PostPosted: Sat Jul 08, 2017 8:06 am    Post subject: Reply with quote

Deanimator wrote:
Unless I missed something, I don't recall you saying what you plan to photograph or where.

Here's a word of caution.

If you're going to be doing work indoors, movement and vibration may be an issue, possibly a critical one.

Until very recently, 80% of my photography has been studio macrophotography done in my living room.

As soon as I started getting serious it became very obvious that the floor had so much movement that the movement of the tripod relative to the subject was painfully apparent. This was after I had bought a decent tripod (Vanguard Alta Pro).

At the recommendation of others here and elsewhere, I ended up mounting a ballhead on a rig fixed to the table where the subject is placed. There's still vibration, but the relative movement between the camera and subject has been removed.

If you've got a concrete or stone floor available, you should use it. I unfortunately don't have that option.
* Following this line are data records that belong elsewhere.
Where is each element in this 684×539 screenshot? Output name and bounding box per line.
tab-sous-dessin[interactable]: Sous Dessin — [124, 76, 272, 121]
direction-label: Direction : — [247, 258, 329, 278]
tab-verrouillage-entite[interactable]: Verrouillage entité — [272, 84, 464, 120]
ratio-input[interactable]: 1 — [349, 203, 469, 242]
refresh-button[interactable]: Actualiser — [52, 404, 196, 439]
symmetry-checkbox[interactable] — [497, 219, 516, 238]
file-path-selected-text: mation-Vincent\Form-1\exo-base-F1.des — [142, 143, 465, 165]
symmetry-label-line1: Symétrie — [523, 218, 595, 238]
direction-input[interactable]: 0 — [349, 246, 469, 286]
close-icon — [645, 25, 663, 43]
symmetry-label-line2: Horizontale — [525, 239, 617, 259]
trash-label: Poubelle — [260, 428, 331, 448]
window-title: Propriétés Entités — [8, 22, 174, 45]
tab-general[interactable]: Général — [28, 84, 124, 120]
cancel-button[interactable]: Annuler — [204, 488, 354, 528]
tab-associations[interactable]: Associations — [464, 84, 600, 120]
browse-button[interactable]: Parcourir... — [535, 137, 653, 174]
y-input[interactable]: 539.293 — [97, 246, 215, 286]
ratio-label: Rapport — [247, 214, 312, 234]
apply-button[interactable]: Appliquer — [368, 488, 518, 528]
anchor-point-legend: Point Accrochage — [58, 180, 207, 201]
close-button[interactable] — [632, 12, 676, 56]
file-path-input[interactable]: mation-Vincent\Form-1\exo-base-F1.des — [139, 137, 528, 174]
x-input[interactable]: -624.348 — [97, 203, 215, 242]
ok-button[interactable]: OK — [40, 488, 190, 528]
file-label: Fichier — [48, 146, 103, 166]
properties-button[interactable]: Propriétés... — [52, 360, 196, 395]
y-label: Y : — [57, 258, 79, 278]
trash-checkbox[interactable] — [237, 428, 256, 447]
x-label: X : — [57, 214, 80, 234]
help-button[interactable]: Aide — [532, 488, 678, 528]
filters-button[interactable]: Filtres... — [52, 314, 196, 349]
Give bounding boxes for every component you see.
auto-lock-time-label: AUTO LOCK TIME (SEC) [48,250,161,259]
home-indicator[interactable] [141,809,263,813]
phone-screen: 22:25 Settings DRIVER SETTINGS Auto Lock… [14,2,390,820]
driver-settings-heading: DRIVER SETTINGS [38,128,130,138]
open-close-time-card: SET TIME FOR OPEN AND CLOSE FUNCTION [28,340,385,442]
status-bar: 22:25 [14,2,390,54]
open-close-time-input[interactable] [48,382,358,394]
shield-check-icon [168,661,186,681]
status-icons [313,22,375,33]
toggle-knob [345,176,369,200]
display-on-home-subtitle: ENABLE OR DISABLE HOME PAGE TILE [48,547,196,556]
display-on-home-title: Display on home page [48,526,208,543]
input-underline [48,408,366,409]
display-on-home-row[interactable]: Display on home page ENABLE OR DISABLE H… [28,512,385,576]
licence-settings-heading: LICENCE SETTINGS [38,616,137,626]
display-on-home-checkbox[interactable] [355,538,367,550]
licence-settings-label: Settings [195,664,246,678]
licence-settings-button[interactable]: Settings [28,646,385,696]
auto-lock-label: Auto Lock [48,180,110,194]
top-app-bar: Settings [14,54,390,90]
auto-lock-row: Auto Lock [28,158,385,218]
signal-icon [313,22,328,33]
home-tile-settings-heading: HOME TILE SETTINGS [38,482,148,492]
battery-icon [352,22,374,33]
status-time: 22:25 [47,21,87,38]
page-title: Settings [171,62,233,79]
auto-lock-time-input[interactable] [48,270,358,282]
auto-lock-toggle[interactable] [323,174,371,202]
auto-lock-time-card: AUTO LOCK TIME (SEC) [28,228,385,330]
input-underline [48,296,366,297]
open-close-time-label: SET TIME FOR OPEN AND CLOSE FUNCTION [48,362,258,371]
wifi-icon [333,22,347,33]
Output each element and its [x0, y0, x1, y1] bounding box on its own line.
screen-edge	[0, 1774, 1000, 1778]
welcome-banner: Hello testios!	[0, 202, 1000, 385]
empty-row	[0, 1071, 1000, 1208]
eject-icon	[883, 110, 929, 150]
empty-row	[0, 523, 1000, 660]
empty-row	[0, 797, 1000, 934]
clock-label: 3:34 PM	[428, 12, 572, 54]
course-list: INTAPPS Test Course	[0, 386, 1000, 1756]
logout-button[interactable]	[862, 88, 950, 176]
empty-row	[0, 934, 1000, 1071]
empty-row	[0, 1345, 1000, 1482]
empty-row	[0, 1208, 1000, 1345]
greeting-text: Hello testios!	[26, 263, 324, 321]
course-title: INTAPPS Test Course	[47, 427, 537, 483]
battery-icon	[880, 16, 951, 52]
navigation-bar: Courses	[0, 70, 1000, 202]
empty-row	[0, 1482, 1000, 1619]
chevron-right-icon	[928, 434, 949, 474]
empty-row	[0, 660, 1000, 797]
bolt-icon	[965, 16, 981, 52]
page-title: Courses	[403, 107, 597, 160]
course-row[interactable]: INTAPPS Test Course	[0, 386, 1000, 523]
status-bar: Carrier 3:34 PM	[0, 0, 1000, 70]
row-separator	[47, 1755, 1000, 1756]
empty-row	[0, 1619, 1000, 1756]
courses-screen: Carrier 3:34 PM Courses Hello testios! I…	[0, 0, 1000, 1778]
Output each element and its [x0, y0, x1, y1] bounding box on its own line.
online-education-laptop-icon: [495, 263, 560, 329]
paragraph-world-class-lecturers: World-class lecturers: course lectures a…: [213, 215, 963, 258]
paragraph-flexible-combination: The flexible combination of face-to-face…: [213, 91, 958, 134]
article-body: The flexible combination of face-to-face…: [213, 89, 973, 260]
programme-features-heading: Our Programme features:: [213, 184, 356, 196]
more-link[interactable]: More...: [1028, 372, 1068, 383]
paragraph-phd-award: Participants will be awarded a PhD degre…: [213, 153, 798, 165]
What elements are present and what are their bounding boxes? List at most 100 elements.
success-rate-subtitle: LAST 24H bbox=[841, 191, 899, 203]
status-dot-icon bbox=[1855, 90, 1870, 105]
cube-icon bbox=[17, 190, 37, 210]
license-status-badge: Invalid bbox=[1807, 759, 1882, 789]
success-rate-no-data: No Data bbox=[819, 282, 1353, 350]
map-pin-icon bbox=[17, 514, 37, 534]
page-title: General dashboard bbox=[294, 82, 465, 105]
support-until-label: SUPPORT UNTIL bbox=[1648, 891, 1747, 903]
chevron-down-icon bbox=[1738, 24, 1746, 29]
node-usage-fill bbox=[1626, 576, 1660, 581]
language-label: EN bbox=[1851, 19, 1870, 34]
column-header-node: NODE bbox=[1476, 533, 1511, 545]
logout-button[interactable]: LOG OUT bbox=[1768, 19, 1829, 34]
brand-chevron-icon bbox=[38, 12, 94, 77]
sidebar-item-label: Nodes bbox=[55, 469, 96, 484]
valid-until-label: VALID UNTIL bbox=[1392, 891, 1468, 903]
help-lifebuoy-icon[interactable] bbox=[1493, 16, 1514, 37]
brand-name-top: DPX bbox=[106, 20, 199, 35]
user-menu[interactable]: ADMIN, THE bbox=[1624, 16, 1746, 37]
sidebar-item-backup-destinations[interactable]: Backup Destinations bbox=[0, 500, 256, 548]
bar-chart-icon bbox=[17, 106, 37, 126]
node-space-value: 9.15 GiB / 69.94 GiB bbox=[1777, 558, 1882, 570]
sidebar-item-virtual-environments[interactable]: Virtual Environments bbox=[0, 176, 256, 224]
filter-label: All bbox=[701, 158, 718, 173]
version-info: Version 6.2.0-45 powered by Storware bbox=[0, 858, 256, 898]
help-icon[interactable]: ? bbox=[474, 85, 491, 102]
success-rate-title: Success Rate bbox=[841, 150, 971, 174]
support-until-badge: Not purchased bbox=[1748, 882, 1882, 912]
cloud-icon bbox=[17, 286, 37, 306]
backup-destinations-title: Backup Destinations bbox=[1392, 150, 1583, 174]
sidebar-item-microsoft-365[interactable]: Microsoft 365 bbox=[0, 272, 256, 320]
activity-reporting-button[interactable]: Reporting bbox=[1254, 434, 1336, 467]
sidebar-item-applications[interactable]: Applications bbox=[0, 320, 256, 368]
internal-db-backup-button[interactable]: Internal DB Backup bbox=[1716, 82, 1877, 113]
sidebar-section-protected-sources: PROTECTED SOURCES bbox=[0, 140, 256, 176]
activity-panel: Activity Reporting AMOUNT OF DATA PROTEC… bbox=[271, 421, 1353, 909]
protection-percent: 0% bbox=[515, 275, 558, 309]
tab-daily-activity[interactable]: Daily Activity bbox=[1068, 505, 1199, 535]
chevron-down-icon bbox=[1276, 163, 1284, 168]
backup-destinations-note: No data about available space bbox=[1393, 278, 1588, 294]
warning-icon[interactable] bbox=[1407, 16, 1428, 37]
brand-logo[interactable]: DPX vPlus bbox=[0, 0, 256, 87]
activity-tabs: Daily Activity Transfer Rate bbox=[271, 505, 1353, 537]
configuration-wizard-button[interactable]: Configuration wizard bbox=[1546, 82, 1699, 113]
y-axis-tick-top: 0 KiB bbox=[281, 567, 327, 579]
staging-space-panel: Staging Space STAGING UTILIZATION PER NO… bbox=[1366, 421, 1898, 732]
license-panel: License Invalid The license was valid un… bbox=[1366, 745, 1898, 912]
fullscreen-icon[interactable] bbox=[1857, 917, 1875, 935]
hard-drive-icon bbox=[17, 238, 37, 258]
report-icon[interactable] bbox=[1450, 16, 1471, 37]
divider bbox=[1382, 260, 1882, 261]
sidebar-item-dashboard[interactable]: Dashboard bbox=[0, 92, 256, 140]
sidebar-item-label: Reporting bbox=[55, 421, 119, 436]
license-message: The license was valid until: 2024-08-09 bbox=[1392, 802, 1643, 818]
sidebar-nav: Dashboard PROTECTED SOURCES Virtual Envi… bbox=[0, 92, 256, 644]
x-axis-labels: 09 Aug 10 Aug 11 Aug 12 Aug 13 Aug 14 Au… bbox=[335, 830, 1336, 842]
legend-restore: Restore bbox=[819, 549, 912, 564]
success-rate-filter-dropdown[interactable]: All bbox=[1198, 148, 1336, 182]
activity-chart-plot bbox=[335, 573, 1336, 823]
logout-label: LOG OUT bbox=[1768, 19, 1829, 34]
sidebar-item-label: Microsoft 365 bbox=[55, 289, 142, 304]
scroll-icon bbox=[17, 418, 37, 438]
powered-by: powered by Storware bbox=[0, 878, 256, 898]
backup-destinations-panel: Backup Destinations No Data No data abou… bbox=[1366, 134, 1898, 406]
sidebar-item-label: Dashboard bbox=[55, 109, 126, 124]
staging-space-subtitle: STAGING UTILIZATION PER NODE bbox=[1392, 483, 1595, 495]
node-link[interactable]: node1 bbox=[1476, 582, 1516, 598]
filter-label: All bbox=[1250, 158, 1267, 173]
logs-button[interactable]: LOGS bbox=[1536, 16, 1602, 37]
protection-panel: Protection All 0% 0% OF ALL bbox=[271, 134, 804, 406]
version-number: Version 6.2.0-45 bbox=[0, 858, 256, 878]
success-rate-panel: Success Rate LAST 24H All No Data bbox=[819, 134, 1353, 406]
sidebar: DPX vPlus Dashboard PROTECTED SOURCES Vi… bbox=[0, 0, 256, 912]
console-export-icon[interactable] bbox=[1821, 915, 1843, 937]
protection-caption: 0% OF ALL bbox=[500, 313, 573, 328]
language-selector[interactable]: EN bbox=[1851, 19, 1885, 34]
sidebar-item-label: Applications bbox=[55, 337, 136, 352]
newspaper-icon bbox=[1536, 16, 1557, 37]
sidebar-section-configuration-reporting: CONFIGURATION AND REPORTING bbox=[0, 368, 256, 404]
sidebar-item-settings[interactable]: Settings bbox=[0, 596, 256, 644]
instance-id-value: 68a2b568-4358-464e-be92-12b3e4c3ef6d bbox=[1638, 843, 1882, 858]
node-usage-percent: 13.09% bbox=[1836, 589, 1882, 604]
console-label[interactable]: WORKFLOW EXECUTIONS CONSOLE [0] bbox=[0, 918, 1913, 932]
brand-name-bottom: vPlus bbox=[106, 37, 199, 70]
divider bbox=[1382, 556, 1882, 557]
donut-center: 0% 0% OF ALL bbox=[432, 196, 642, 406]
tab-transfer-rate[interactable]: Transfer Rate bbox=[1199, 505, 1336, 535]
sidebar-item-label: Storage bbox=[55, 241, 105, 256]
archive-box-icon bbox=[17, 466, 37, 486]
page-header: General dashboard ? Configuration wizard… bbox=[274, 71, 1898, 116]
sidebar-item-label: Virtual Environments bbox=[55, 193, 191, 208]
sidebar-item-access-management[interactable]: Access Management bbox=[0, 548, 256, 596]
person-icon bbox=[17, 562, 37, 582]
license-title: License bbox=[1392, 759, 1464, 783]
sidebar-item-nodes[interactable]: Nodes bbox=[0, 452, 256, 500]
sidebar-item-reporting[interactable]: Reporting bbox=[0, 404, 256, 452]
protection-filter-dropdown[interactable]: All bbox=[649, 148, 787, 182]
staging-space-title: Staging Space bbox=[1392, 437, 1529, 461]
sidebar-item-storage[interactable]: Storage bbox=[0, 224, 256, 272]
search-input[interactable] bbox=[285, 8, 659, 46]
I only shoot indoors when practicing and going through settings of this new camera; along with the occasional family get together. I shoot outdoors in parks; and some of the trails I walk involve creeks along with plenty of dirt, dust, and mud. There are plenty of planted flowers in the front areas of these parks which is where I shoot also.

Very finite and expensive equipment is probably not a good idea for my style of shooting. If it is not suppose to get wet or dusty, I need to steer away from it.